73 - As empresas de seguros, de harmonia com o artigo 8.º do Decreto-Lei n.º 94-B/98 de 17.04, «[…] são instituições financeiras que têm por objecto exclusivo o exercício da actividade de seguro directo e ou de resseguro, salvo naqueles ramos ou modalidades que se encontrem legalmente reservados a determinados tipos de seguradoras, podendo ainda exercer actividades conexas ou complementares de seguro ou resseguro, nomeadamente no que respeita a actos e contratos relativos a salvados […]»; (sublinhado nosso)
74 - A aquisição de salvados pelas empresas seguradoras e a sua subsequente alienação, normalmente a sucateiros, é uma actividade complementar das operações de seguro, como resulta da norma anteriormente mencionada, na medida em que o que está em causa é que no quadro de situações resultantes de sinistros, em que se verifique a Perda Total dos veículos, tais empresas são obrigadas a indemnizar os lesados, monetariamente, nos termos do contrato de seguro que com estes celebraram, quando o veículo é tido como não reparável, tomando, por outro lado, os veículos sinistrados e procedendo, posteriormente, à venda dos mesmos no estado em que os adquiriram.

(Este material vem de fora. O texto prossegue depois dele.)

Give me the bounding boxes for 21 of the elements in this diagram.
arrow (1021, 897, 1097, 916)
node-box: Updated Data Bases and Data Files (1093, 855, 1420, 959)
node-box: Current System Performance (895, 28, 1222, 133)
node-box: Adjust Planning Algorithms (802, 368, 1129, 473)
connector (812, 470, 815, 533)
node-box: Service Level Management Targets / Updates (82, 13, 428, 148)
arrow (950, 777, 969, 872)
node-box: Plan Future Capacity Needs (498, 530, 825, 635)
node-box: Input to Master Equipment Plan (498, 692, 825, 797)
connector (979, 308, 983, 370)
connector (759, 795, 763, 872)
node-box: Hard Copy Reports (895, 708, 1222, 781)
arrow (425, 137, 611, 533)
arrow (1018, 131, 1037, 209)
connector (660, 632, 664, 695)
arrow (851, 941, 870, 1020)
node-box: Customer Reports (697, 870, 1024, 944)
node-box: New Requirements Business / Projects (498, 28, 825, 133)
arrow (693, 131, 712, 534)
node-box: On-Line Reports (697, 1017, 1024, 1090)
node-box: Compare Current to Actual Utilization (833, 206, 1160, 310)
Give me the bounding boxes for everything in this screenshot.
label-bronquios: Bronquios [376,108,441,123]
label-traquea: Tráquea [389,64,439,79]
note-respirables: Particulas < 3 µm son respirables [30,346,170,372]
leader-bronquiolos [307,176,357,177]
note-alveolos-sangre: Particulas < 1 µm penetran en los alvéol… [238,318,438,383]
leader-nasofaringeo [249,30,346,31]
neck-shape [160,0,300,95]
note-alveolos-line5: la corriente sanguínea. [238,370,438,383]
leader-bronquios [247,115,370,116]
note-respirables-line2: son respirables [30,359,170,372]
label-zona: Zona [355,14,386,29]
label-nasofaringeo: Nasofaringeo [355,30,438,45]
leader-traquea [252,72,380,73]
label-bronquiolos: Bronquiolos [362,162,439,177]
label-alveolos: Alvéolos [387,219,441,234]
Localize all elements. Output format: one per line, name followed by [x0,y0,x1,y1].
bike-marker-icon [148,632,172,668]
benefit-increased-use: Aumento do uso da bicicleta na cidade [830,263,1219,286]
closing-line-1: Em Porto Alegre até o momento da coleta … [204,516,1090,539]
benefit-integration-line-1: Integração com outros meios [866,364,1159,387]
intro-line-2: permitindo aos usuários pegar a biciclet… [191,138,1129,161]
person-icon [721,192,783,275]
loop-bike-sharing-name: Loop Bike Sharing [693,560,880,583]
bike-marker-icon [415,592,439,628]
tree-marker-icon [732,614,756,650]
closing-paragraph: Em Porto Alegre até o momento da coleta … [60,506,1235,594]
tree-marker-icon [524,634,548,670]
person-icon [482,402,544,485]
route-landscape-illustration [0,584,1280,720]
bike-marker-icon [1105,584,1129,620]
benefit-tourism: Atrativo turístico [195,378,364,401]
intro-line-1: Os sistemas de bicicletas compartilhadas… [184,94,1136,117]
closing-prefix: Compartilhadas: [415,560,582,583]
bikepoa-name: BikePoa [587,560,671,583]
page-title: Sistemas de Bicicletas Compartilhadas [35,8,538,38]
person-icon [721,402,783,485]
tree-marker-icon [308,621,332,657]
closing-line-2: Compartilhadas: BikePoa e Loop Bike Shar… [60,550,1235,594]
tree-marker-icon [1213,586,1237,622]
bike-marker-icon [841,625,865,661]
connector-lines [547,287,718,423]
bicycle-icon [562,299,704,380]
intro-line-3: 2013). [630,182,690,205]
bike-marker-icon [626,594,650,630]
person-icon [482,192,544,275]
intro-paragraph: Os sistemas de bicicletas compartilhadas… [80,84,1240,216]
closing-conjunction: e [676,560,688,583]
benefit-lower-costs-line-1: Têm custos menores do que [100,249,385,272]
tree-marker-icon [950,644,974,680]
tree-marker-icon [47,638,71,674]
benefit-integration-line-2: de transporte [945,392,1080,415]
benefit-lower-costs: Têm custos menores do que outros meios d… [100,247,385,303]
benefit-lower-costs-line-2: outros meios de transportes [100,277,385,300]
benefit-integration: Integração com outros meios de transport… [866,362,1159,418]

75 - De facto, no quadro do Sistema Obrigatório de Responsabilidade Civil Automóvel, constante do Decreto-Lei n.º 291/2007 de 21 de Agosto, entende-se que um veículo interveniente num acidente se considera em situação de Perda Total, como se dispõe no n.º 1 do art.º 41.º do referido diploma legal, quando a obrigação de indemnização é cumprida em dinheiro e não através da reparação do veículo, sempre que se constate que a reparação é materialmente impossível ou tecnicamente não aconselhável.
76 - No caso dos autos foi o que aconteceu, na medida em que, por um lado, as Seguradoras após as correspondentes peritagens entenderam regularizar a situação dos veículos sinistrados como Perda Total e, por outro, tal como, designadamente, resulta da documentação junta aos autos relativa à troca de informações/ofícios entre as Seguradoras e a Requerente, os Salvados em questão, por força do contrato de seguro automóvel, entraram na esfera patrimonial das empresas seguradoras, tendo a Requerente, enquanto lesada, sido indemnizada.
77 - A propósito do pagamento dos montantes inscritos nas “Comunicações” das Seguradoras, referentes aos veículos em causa, tendo em conta que os “veículos” não permaneceram na posse do seu proprietário, importa salientar que tais montantes são integrados por duas componentes, quais sejam: o valor do Salvado e o valor da indemnização pela Perda Total, o que não deixa dúvidas, sobre a transferência da titularidade dos Salvados, da Requerente para as empresas seguradoras.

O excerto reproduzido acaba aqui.